We Were Moving From USA To Europe

by : Drorklar

It was not a light decision, moving to Europe. We had taken several trips there before, to Portugal, France, Belgium (okay, that could have been rethought), and Denmark. The history, the beer, the bulls, and the air just intoxicated us. We were certain. We were more than sure that we were meant to live there.

It was done in our heads, anyway. We moved there and what a move. We had lived in two states here in the U.S., but we had never had to hire an international auto shipping company just to get to our new home. You think for a second about all the stuff and nonsense that you can acquire in a lifetime and, on retirement, when you make a massive change like this to fulfill your dream, where does all that stuff go? Does it go away or do you just invest and make room for it?

We were worried about driving in our new home country, which would be Portugal. Rich in tradition and culture, known for its industry in textiles and such, and one of the most livable countries on that continent, we also knew that driving in Europe wasn't the same as here in the U.S. and we thought we knew that they drove on the left, like us.

In that case, we read, we could keep our nearly-new car and have it transported by an international auto shipping company, versed in duties, taxes, transport, and customs. Find that company, pronto This process could take months, weeks, a while anyway.

When we find the international auto shipper that we eventually chose, the rep greatly eased our minds by briefing us in detail as to the process, which seemed mostly paperwork completion and drawing blood to sell for favors.

But after completing said paperwork and getting the SVA and tax money together that were required, we found ourselves still on our feet and still enthusiastic about this life change. The international auto shipping process was not nearly as scary as the idea of our car, which we had just purchased 6 months before, taking the trip on its own. We were the most fortunate in that it was new but not too new; and it was the right kind to avoid too much tax and too much alteration by our new government.

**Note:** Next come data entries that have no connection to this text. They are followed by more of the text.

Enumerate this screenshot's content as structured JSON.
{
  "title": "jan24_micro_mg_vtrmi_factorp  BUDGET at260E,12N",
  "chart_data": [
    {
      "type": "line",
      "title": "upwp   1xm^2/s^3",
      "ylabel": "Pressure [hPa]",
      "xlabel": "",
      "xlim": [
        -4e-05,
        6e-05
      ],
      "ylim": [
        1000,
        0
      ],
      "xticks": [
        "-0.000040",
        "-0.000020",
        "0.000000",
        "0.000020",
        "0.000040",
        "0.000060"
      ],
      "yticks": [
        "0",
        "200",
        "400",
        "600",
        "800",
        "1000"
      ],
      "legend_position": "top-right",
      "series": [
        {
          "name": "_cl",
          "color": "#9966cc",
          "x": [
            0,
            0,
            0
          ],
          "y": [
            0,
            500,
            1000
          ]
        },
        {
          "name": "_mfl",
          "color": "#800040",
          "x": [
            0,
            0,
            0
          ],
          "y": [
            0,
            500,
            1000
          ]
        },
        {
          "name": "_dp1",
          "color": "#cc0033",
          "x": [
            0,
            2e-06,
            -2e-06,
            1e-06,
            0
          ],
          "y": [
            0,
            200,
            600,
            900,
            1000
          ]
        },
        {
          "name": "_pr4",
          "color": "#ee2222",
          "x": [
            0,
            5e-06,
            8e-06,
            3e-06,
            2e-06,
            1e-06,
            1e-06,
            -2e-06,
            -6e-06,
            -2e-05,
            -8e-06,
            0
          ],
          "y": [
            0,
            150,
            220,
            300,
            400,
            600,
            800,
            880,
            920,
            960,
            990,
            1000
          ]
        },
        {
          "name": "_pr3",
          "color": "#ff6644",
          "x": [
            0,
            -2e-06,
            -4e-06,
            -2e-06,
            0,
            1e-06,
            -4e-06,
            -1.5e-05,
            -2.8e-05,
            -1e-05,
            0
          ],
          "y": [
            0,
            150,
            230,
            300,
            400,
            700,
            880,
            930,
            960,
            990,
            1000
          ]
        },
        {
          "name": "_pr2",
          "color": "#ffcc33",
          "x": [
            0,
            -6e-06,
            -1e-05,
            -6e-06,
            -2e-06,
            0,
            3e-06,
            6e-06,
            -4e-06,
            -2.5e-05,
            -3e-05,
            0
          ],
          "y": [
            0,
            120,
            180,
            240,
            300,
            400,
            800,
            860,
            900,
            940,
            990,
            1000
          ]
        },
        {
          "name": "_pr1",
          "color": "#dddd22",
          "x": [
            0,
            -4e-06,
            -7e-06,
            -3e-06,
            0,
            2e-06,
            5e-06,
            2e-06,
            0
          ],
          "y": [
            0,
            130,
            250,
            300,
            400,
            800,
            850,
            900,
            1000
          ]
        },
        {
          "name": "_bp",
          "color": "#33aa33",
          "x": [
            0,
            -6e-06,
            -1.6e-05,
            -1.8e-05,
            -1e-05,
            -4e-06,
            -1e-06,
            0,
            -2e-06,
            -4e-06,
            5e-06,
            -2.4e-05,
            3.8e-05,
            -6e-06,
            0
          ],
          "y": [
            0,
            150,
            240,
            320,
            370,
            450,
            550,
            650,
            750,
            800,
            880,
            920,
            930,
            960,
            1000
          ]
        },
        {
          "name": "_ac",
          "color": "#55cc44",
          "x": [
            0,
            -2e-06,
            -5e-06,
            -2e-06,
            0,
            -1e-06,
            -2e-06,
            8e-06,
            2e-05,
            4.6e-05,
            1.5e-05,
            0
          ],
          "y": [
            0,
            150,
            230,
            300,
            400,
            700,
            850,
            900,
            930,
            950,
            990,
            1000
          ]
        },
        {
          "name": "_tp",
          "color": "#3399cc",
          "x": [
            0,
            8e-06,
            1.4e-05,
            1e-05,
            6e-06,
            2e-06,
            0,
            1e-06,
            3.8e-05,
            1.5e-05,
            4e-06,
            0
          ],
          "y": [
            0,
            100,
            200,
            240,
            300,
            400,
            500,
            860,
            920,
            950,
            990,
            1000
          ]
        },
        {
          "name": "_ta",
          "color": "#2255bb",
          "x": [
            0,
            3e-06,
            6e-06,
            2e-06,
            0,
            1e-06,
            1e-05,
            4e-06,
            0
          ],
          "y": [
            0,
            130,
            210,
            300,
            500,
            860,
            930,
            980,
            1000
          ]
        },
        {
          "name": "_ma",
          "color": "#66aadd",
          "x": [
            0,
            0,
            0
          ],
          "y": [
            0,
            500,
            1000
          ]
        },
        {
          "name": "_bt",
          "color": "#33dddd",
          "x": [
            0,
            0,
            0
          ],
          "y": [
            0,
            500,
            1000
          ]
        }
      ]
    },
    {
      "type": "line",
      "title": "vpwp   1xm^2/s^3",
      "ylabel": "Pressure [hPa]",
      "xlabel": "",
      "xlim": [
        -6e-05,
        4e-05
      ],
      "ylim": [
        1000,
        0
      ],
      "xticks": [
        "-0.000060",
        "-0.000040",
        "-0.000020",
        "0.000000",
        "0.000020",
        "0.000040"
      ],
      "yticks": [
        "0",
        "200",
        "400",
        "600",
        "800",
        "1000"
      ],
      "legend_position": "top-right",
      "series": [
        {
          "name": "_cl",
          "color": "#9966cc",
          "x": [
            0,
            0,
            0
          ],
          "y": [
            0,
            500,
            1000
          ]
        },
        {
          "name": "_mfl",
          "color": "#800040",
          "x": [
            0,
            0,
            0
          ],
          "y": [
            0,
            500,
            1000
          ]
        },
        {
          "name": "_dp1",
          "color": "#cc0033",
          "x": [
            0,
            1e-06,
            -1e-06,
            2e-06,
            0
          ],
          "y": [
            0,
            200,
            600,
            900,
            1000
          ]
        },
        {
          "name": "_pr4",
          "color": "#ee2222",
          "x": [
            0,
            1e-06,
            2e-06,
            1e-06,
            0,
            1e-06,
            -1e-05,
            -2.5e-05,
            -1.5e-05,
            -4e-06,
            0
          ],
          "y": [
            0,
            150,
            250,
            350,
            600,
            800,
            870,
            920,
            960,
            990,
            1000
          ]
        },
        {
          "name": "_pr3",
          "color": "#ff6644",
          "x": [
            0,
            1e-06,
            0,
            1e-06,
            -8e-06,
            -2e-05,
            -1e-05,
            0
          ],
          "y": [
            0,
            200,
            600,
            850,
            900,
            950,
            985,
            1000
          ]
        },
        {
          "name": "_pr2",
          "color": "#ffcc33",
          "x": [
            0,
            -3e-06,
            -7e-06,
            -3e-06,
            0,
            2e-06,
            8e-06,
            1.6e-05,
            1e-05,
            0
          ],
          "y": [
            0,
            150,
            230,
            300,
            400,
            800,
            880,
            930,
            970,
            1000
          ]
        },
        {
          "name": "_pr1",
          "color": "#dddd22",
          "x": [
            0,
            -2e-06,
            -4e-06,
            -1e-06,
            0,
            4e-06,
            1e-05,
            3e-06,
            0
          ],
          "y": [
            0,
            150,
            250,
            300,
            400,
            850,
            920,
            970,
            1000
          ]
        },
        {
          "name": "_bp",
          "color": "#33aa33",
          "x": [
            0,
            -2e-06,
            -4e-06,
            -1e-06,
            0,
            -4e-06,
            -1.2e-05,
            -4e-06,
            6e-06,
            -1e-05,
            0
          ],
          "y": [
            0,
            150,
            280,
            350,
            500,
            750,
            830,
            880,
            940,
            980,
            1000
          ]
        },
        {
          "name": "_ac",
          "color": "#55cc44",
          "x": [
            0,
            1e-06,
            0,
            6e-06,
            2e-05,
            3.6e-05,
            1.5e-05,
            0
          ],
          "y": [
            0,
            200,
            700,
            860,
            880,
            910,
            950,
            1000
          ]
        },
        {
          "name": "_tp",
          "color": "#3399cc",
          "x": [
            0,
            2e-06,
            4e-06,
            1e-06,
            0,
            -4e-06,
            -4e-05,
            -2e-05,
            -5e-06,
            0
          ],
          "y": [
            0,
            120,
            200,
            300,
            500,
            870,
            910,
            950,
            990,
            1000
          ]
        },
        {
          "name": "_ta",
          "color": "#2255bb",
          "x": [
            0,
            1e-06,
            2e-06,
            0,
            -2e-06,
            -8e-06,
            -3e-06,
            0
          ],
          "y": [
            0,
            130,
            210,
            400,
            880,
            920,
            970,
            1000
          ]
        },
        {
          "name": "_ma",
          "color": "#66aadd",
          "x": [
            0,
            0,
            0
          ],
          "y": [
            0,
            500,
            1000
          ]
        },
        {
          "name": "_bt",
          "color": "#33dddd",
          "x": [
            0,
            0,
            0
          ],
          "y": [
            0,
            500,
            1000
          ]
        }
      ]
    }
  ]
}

Shortly after meeting with the international auto shipping company rep and handing over all the information on ourselves, our car, our ownership of the car, and most of our personal information, we left with our receipts and an extra key, just in case. I envisioned myself climbing over 18 other cars to get to mine in the hold of a ship, clutching my key because they had lost the one I'd given them. A needless paranoid vision that I'm happy to say remained a fantasy.